Please consult the documentation of push!,append! and vcat for allowed values of cols keyword argument. This keyword argument governs the way these functions perform column matching of passed arguments. Also append! and push! support a promote keyword argument that decides if column type promotion is allowed.

Let us here just give a quick example of how heterogeneous data can be stored in the data frame using these functionalities:

source = [(a=1, b=2),(a=missing,b=10,c=20),(b="s",c=1,d=1)]

3-element Vector{NamedTuple}:
 (a = 1, b = 2)
 (a = missing, b = 10, c = 20)
 (b = "s", c = 1, d = 1)

df = DataFrame()

for row in source
  push!(df,row,cols=:union) # if cols is :union then promote is true by default
end

df

and we see that push! dynamically added columns as needed and updated their element types

Subsetting/removing rows¶

x = DataFrame(id=1:10, val='a':'j')

by using indexing

x[1:2,:]

x[1:2,:] |> typeof

DataFrame

a single row selection creates a `DataFrameRow`

x[1,:]

but this is a DataFrame

x[1:1,:]

x[1:1,:] |> typeof

DataFrame

the same a view

v1 = view(x,1:2,:)

v1 |> typeof

SubDataFrame{DataFrame, DataFrames.Index, UnitRange{Int64}}

selects column 1 and 2

v2 = view(x,:,1:2)

v2 |> typeof

SubDataFrame{DataFrame, DataFrames.SubIndex{DataFrames.Index, UnitRange{Int64}, UnitRange{Int64}}, Base.OneTo{Int64}}

indexing by Bool, exact length math is required

# 홀수 번째 row만 뽑아 내기
df1 = x[repeat([true,false],5),:]

df1 |> typeof

DataFrame

alternatively we can also create a view

v3 = view(x, repeat([true,false],5),:)

we can delete one row in place

x

delete!(x,7)
x

delete!(x, 6:7)
x

you can also create a new DataFrame when deleting rows using Not indexing

x[Not(1:2),:]

x

now we move to row filtering

x = DataFrame([1:4, 2:5, 3:6],:auto)

create a new DataFrame where filtering function operates on DataFrameRow

f1 = filter(r->r.x1 > 2.5,x)

f1 |> typeof

DataFrame

filter에 view 파라미터 적용

f2 = filter(r->r.x1 > 2.5,x, view=true) # the same but as a view

f2 |> typeof

SubDataFrame{DataFrame, DataFrames.Index, UnitRange{Int64}}

or

f2 = filter(:x1 => >(2.5),x)

f2 |> typeof

DataFrame

in place modification of x, an example with do-block syntax

f4 = filter!(x) do r
  if r.x1 > 2.5
    return r.x2 < 4.5
  end
  r.x3 < 3.5
end

f4 |> typeof

DataFrame

A common operation is selection of rows for which a value in a column is contained in a given set, Here are a few ways in which you can archive this.

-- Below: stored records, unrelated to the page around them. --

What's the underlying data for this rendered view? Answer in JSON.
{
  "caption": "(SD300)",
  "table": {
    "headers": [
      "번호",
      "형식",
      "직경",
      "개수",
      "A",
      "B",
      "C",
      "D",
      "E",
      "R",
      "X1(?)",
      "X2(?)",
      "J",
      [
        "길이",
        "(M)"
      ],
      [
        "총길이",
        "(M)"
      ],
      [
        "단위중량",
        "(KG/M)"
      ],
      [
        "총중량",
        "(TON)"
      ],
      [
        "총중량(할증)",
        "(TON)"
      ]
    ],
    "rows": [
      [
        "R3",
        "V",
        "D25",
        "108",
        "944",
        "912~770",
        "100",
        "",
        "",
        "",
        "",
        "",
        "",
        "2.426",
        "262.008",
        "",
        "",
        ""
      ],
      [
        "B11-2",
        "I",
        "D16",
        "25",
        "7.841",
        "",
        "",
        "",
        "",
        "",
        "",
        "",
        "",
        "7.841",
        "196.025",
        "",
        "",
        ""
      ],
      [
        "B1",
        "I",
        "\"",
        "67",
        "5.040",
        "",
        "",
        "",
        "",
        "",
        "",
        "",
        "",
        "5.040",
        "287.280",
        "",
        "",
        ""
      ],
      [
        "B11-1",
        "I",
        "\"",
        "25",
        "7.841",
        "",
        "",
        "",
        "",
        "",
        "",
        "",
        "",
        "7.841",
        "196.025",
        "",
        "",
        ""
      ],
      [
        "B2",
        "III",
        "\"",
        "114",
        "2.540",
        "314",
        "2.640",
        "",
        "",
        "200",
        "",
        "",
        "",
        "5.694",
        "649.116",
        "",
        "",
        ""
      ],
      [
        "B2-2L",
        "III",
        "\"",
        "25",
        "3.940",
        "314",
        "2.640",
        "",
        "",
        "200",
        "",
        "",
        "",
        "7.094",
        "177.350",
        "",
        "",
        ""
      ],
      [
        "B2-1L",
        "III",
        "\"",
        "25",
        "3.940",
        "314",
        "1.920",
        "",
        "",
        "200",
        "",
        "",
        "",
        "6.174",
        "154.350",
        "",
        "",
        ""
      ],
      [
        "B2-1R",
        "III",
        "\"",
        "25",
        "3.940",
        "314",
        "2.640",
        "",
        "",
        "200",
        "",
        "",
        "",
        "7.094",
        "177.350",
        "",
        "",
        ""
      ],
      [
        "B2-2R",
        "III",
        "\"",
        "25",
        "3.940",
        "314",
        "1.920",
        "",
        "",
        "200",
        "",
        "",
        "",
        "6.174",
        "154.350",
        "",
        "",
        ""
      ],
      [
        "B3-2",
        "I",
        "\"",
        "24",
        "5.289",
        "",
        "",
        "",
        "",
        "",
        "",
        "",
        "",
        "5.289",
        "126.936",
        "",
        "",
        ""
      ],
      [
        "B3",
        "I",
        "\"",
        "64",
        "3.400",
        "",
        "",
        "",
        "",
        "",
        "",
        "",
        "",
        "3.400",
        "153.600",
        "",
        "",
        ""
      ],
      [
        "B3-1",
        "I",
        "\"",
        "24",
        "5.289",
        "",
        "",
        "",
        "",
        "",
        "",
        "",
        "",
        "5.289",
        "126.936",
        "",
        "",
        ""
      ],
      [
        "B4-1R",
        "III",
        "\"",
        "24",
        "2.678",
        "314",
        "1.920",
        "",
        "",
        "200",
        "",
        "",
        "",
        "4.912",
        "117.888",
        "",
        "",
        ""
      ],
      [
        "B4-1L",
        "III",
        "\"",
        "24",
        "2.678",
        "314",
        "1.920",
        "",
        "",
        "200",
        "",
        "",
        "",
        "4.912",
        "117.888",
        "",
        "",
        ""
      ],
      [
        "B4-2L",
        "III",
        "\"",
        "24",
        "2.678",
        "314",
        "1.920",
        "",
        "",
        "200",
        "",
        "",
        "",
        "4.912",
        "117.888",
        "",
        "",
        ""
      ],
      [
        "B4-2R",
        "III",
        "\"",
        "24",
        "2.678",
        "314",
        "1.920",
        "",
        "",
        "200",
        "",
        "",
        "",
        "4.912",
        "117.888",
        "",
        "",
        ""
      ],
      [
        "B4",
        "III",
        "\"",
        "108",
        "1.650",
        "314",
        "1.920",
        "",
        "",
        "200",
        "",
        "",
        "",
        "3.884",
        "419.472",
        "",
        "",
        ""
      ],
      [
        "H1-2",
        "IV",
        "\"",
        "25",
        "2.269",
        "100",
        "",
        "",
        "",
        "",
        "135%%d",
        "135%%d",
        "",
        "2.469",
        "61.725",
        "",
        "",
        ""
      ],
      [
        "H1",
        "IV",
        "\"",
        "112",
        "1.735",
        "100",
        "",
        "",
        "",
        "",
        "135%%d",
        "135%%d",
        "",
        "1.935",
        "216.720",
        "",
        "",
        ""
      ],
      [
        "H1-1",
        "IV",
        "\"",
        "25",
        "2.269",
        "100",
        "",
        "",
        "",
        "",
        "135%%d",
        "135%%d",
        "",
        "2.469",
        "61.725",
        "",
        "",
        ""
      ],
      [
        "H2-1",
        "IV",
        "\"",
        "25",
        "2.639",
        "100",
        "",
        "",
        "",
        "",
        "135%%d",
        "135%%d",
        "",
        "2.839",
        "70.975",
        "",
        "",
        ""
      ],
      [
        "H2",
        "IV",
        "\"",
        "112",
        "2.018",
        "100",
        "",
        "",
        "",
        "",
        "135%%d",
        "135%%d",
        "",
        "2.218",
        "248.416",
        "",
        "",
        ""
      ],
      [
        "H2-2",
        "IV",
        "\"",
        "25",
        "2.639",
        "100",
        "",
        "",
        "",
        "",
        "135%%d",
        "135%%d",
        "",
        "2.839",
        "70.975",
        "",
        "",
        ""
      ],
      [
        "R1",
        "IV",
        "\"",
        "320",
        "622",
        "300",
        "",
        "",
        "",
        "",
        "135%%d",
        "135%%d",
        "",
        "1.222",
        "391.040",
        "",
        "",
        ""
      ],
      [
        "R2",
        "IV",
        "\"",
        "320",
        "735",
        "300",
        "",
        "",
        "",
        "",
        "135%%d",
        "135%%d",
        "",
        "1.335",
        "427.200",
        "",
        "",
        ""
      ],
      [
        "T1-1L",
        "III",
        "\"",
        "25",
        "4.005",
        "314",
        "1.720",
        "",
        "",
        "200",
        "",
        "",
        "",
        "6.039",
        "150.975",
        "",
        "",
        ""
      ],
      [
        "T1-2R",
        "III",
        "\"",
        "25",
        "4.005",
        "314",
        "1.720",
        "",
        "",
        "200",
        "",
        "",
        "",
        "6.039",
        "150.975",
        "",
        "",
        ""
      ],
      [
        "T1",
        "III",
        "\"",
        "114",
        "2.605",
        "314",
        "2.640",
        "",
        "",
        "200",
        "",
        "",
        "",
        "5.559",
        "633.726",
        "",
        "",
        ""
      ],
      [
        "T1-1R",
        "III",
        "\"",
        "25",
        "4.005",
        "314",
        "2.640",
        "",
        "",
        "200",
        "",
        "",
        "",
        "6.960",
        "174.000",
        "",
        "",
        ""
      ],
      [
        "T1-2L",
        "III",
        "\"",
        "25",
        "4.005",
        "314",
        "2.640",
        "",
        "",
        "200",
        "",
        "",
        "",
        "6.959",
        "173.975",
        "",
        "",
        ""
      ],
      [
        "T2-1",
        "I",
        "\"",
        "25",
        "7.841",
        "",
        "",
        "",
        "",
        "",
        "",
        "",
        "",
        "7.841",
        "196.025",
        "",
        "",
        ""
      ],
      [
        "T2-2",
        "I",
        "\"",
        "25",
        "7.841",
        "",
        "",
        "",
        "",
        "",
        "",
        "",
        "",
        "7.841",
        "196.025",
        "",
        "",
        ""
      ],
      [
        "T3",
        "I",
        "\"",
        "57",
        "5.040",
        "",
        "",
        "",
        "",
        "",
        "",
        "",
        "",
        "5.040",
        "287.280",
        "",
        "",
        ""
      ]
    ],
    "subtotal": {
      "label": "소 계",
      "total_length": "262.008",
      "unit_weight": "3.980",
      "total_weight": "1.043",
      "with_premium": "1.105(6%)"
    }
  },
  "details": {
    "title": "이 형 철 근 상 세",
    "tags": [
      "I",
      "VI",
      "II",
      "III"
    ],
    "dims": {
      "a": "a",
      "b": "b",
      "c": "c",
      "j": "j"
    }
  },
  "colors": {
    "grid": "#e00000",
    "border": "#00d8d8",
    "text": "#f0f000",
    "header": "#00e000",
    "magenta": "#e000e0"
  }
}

df = DataFrame(x=1:12, y=mod1.(1:12,4))

We select rows for which column y has value 1 or 4

@btime filter(row->row.y in [1,4],df)

  3.044 μs (28 allocations: 2.55 KiB)

@btime filter(:y => in([1,4]),df)

  1.489 μs (19 allocations: 1.53 KiB)

@btime df[in.(df.y,Ref([1,4])),:]

  1.497 μs (17 allocations: 1.50 KiB)

DataFrames.jl also providers a subset function that works on whole columns and allows for multiple conditions:

x = DataFrame([1:4, 2:5, 3:6], :auto)

s1 = subset(x, :x1=>x->x .< mean(x), :x2 => ByRow(<(4)))

s1 |> typeof

DataFrame

중복제거(Deduplicating)¶

x = DataFrame(A=[1,2], B=["x","y"])
append!(x,x)
x.C = 1:4
x

get first unique rows for geive index

unique(x)

unique(x,[1,2])

get indicators of non-unique rows

nonunique(x,:A)

4-element Vector{Bool}:
 0
 0
 1
 1

x

modify x in place

unique!(x, :B)

x

Extracting one row from a `DataFrame` into standard collections¶

x = DataFrame(x=[1,missing,2], y=["a","b",missing],z=[true,false,true])

cols = [:y,:z]

2-element Vector{Symbol}:
 :y
 :z

you can use a conversion to a Vector or an Array

Vector(x[1,cols])

2-element Vector{Any}:
     "a"
 true

nwo you will get a vector of vectors

xx = DataFrame(rand(2,3),:auto)
axes(xx,1),axes(xx,2),[axes(xx,1)...],[axes(xx,2)...]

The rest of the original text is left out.